Performatic way to count hashtags inside list (pandas)


I have a dataframe with ~7.000.000 rows and a lot of columns.

Each row is a Tweet, and i have a column text with tweet's content.

I created a new column just for hashtags inside text:

df['hashtags'] = df.Tweets.str.findall(r'(?:(?<=\s)|(?<=^))#.*?(?=\s|$)')

So i have a column called hashtags with each row containing a list structure: ['#b747', '#test'].

I would like to count the number of each hashtag but i have a heavy number of rows.

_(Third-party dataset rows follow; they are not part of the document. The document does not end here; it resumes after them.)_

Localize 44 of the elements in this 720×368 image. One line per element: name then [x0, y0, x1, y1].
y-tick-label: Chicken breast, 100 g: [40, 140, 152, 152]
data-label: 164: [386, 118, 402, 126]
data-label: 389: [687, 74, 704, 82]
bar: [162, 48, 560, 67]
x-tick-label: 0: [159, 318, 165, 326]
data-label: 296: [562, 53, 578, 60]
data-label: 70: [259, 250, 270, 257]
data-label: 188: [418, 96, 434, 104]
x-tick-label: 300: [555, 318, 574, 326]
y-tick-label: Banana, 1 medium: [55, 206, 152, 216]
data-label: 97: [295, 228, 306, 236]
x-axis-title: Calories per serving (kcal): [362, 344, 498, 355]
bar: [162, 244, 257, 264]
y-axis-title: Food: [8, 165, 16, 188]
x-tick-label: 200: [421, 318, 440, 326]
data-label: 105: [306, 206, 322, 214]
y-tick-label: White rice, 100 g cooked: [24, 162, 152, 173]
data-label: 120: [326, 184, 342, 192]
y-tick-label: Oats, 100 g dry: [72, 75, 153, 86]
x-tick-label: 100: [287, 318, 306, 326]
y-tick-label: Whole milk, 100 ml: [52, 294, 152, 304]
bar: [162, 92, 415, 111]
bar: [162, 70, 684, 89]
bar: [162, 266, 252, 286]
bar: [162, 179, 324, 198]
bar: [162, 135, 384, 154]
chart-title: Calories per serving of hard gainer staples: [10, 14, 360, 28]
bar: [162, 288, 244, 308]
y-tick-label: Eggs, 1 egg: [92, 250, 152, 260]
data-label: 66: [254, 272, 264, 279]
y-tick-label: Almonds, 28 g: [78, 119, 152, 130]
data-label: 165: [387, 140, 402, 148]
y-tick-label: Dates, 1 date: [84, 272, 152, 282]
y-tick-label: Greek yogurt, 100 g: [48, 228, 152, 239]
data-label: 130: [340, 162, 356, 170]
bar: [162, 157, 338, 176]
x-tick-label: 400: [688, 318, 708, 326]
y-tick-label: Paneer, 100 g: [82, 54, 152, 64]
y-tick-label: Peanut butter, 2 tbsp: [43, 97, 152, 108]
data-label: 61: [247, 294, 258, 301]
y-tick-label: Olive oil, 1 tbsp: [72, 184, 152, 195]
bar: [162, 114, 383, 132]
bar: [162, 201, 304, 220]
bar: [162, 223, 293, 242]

What is the most performatic way to do it?


Solution

  • Here are some different approaches, along with timing, ordered by speed (fastest first):

    # setup
    n = 10_000
    df = pd.DataFrame({
        'hashtags': np.random.randint(0, int(np.sqrt(n)), (n, 10)).astype(str).tolist(),
    })
    
    
    # 1. using itertools.chain to build an iterator on the elements of the lists
    from itertools import chain
    %timeit Counter(chain(*df.hashtags))
    # 7.35 ms ± 58.1 µs per loop (mean ± std. dev. of 7 runs, 100 loops each)
    
    
    # 2. as per @Psidom comment
    %timeit df.hashtags.explode().value_counts()
    # 8.06 ms ± 19.2 µs per loop (mean ± std. dev. of 7 runs, 100 loops each)
    
    
    # 3. using Counter constructor, but specifying an iterator, not a list
    %timeit Counter(h for hl in df.hashtags for h in hl)
    # 10.6 ms ± 13.6 µs per loop (mean ± std. dev. of 7 runs, 100 loops each)
    
    
    # 4. iterating explicitly and using Counter().update()
    def count5(s):
        c = Counter()
        for hl in s:
            c.update(hl)
        return c
    %timeit count5(df.hashtags)
    # 12.4 ms ± 66.4 µs per loop (mean ± std. dev. of 7 runs, 100 loops each)
    
    
    # 5. using itertools.reduce on Counter().update()
    %timeit reduce(lambda x,y: x.update(y) or x, df.hashtags, Counter())
    # 13.7 ms ± 10.1 µs per loop (mean ± std. dev. of 7 runs, 100 loops each)
    
    
    # 6. as per @EzerK
    %timeit Counter(sum(df['hashtags'].values, []))
    # 2.58 s ± 1.1 ms per loop (mean ± std. dev. of 7 runs, 1 loop each)
    

    Conclusion: the fastest is #1 (using Counter(chain(*df.hashtags))), but the more intuitive and natural #2 (from @Psidom comment) is almost as fast. I would probably go with that. #6 (@EzerK approach) is very slow for large df slow because we are building a new (long) list before passing it as argument to Counter().